What steps should we take to insure that the text has its proper place in our sermon?

It begins with exegesis. You study the text. You're trying to understand what the author wanted to communicate to his original audience and trying to understand what application he had in mind for them, either explicitly or implicitly. You have to do the hard work of exegesis before you think about any other issues of style or application.

Secondly — and I found this to be the most challenging thing as a pastor — you have to try not to rush. When you think of how many messages the typical pastor has to produce on a week-by-week basis, the pressure to produce is phenomenal. But I've found I have to live with a text for a few days before I can really understand it. Discipline yourself so your exegetical work doesn't take place the same week as your sermon preparation. I recommend trying to incorporate that into your devotional life so that you study God's Word for yourself on a deep level before preaching through it.

Because most pastors have multiple preparations to do, you have to prioritize. When I was preaching several messages in a given week, I would do full-blown exegesis, textbook style the way I learned in seminary, on one message. The second one I had to do a bit less. You do the best you can. But the more time you take with a text, the more careful you are, the more likely your sermon is going to be consistent with what it says.

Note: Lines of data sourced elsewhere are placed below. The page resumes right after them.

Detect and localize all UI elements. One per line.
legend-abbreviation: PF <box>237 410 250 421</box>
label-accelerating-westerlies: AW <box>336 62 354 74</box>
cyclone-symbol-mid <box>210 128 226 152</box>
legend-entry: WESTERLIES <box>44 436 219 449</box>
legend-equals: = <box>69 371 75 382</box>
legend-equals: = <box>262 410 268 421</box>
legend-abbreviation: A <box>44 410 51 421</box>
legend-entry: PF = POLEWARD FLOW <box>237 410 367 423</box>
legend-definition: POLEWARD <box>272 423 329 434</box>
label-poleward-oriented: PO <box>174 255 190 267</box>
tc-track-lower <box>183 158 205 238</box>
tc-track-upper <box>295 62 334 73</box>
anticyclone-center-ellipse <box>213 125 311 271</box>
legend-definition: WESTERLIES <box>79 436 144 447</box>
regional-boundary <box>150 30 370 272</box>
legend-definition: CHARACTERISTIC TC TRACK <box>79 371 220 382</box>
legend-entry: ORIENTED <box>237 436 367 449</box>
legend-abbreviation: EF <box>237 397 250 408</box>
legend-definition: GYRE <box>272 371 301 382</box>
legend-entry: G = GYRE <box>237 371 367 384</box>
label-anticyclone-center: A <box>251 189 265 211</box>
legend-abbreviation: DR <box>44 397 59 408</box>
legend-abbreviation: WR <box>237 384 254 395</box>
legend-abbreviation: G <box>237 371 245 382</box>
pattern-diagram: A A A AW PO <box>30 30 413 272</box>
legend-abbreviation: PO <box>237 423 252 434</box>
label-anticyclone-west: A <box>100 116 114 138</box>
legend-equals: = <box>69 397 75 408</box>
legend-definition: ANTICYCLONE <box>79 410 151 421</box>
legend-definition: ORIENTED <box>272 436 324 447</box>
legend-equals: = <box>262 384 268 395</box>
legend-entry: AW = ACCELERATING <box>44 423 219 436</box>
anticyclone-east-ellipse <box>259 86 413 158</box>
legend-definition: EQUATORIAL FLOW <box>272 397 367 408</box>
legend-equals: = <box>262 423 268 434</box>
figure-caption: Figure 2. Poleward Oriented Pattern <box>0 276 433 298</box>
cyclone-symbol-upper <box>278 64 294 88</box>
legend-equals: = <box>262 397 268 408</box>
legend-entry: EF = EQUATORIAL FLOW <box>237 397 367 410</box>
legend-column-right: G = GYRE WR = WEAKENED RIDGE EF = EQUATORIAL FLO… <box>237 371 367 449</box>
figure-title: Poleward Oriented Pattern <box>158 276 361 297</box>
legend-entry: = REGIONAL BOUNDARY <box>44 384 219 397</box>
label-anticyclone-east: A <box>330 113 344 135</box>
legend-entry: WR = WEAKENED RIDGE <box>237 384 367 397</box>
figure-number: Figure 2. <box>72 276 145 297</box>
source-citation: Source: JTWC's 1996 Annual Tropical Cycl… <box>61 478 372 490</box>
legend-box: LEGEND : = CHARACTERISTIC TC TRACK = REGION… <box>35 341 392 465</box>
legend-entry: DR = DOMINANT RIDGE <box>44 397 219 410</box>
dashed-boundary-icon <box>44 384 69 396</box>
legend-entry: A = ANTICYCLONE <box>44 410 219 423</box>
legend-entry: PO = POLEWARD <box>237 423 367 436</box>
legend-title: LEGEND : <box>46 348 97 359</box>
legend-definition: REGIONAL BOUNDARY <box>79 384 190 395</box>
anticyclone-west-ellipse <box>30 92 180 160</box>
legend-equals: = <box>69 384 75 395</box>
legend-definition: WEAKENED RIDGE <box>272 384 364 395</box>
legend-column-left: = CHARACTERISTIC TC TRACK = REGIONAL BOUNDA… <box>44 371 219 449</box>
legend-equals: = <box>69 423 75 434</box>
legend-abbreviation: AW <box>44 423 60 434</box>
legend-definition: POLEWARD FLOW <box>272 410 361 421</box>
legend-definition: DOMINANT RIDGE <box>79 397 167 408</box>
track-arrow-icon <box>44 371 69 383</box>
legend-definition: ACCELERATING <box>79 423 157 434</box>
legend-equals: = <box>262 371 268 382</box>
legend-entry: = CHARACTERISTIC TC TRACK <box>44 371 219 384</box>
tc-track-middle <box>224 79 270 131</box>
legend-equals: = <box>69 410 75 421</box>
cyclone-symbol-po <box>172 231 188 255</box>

Is it possible to have too much text in a text-driven sermon?

In one sense, the text can never be too foundational to the message. But when your handling of the text never moves to application, then there's a problem. My role as a preacher is not to function primarily as an exegetical commentary or a Bible handbook, but to take biblical truth and apply it to the audience. If you haven't applied the text, you haven't preached. Now if you apply without the text, you haven't preached either. You must have both.

It seems as though the central issue is not the form or style of the sermon. It boils down to making sure people understand that what God wants them to do came from this text.

Yes, my confidence as a preacher is in the power of God's Word. That's one of the most exciting things about preaching. It's not because we like to lecture. It's not because people are staring at us and waiting for us to say something. It's because we are driven by the conviction that God's truth, that those truths recorded in human language, have the potential to transform people's lives. And that's the most exciting thing, isn't it? When you proclaim that and you see God work through it? That's what gets you hooked. And once you're hooked, you never go back.